= Build Finance DAO =

The Build Finance DAO was a decentralized autonomous organization (DAO), a venture based on blockchain technology. It was the subject of a 2022 hostile takeover by a member who amassed enough votes to pass a motion that allowed them to liquidate the DAO's cryptocurrency holdings and flood the market with new tokens.

== History ==
Build Finance DAO was formed around September 2020. It was described as a "decentralized venture builder", designed around its BUILD token, that would fund new ventures. The ventures funded by the DAO would adopt the BUILD token, helping popularize it. As a DAO with token-based membership its decisions would be based on voting power.

== Takeover ==
In February 2022 a user amassed enough tokens to take over control of the DAO. The user then made a governance proposal which would allow it to issue new tokens, which initially failed but succeeded on the second attempt.

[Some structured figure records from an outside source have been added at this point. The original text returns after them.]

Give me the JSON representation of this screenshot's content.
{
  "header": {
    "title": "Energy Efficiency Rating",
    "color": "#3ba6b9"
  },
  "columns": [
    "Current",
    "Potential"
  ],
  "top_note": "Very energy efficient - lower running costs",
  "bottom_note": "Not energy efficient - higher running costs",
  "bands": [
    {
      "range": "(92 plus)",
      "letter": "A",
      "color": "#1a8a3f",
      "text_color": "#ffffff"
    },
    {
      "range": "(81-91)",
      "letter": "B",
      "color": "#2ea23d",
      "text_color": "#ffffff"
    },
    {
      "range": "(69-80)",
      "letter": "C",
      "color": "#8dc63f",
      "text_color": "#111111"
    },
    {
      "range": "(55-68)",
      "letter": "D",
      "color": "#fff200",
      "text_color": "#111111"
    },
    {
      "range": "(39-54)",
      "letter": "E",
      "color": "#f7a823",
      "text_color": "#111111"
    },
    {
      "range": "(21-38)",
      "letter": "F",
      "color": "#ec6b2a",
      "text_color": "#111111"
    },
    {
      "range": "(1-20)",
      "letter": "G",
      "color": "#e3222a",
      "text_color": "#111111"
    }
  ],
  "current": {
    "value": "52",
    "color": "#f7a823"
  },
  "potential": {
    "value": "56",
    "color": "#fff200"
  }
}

The success of the proposal left the other members of the Build Finance DAO without any control of the governance of the DAO. The user then took a number of steps to liquidate the DAO's holdings and issued over 1 billion new BUILD tokens. Their activities generated a gain of about 160 ETH, or about US$470,000, which were laundered through coin tumblers preventing identification of the user.

== Aftermath ==
Attempts to convince the user to return the funds were unsuccessful.

The Build Finance hostile takeover has been described as a rare example of a "rug pull" which was not initiated by insiders, and an illustration of the risks of majority-based voting on decentralized finance projects, and of the need to anticipate risks and attack vectors in designing DAOs. One author suggested it highlights a need for quorum requirements.